Still, if a career in photography were easy, everyone would be doing it. As with any skill worthy of being turned into a profession it takes a lot of time, practice, dedication and knowledge. Enrolling in a local beginners photography course is a great start but for those who are truly serious about improving their skills, every inch of inside track is a gift. Thus, before you start your first lesson, get out there with your camera and snap away… But keep in mind these important elements that make a great photograph…
First of all… composition is everything!
Good composition is taken for granted but poor composition stands out like a sore thumb. Good composition is hugely important and is the first component of photography that should be mastered for your skills to develop. It’s the foundation upon which everything else rests. A solid understanding of symmetry and the rule of thirds is essential when starting out and when you know all the rules, that’s when you can have fun bending them a little. An asymmetrical shot can still be well composed when you use techniques like object balancing, leading lines and plain old good framing.
Capture the moment
The best photographs are a perfect snapshot of a moment, which is why news outlets pay such great money for them. Capturing a moment is largely dependent on luck and instinct but tinkering with settings and shutter speed will also help. Sometimes the golden rule of composition will go out the window in the name of capturing the shot but your should still adhere to it whenever possible.
A picture is worth a thousand words, and great photography tells a story while also leaving a little to the imagination.
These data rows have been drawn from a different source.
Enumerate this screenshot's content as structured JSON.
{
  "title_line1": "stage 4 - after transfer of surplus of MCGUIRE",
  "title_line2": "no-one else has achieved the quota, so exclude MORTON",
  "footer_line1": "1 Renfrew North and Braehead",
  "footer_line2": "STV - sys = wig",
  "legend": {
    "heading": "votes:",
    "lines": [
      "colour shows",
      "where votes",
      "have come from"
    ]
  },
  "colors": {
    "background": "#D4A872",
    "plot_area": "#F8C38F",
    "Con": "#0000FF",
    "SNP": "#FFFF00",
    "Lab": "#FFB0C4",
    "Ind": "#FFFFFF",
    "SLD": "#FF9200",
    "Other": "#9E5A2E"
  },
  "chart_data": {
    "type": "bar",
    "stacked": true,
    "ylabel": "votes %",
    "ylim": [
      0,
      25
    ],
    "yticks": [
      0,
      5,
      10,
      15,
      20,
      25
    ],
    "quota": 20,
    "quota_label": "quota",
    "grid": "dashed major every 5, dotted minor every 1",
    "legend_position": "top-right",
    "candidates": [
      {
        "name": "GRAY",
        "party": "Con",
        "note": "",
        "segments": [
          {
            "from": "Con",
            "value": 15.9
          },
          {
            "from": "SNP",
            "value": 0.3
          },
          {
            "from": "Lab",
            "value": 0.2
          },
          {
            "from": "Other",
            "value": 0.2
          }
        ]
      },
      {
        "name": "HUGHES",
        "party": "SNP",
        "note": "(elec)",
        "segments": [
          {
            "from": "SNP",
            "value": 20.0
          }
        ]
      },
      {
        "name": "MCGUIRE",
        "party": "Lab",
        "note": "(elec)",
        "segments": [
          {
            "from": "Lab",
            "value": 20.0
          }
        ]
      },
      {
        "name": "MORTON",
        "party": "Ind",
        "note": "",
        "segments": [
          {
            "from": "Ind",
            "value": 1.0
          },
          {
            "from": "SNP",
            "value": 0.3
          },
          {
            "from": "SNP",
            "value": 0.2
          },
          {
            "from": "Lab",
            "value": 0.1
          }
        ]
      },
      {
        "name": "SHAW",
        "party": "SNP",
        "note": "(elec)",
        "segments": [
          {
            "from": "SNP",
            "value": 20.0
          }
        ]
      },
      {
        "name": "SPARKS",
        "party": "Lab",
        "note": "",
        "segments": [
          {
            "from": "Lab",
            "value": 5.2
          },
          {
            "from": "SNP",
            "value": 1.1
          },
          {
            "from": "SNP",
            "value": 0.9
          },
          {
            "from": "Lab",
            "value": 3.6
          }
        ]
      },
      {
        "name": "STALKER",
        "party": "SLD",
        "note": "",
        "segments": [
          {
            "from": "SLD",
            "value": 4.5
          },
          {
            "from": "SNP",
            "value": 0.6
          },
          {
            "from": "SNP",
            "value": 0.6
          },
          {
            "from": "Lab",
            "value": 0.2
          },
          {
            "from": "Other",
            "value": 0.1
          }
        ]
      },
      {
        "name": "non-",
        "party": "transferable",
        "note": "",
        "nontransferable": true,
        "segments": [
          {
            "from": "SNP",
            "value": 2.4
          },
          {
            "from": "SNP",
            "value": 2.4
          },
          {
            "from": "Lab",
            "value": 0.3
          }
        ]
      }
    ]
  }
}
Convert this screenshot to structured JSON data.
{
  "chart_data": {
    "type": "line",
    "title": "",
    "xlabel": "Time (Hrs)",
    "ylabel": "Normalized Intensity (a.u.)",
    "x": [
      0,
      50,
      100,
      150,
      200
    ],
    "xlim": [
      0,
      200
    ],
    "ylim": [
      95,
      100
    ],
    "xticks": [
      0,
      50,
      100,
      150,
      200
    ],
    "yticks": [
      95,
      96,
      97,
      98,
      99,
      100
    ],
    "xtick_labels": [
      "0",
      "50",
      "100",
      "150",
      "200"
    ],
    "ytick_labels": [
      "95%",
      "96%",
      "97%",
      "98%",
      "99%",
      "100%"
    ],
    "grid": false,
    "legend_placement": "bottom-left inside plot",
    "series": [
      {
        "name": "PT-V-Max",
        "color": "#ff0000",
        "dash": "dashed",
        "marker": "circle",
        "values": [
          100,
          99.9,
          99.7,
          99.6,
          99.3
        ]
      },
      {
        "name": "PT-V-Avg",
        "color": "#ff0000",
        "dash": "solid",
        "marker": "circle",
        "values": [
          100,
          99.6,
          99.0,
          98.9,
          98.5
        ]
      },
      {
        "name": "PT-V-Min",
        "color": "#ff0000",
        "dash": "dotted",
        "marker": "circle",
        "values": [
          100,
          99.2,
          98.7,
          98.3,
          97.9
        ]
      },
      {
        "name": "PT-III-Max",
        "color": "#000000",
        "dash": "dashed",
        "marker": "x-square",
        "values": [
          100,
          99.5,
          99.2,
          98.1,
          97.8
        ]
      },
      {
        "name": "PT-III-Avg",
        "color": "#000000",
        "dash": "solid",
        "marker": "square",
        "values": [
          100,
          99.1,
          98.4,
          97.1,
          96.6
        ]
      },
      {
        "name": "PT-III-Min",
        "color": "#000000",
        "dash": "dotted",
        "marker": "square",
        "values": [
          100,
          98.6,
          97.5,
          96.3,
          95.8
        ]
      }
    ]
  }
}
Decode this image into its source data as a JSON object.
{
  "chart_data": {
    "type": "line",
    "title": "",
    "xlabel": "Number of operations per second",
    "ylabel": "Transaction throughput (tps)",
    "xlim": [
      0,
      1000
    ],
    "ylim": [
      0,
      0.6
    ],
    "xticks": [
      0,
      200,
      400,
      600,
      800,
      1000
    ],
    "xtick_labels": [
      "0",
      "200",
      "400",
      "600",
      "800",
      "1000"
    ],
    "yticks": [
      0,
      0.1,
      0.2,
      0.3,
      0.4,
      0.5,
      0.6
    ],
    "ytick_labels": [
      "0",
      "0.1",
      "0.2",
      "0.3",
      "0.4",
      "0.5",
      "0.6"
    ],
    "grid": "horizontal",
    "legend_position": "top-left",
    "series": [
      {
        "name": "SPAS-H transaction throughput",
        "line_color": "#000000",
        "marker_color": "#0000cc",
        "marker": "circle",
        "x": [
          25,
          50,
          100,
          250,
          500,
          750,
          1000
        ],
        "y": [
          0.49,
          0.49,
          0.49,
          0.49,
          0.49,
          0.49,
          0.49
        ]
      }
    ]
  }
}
An eye for composition is key for this, as well is a keen eye for the nuances of facial expression, body language and proxemics that makes up the kind of drama that we see writ large on movie screens every day.
Use of light and colour
Never underestimate the importance of lighting. Lighting, especially natural lighting, can give even the most mundane of shots a sense of almost supernatural drama while poor weather conditions can be overcome by reflecting and refracting whatever natural light you have available to you. Mastering the relationship between light and colour can make shots pop more effectively than any post production filter.
We walk around and view the world from a certain perspective and that shapes how we view the world. Thus, a picture that shows us the world from a different perspective really makes us take notice. When shooting children and pets, a shot taken down from their level is often far more interesting than a shot taken from the perspective of a full grown adult.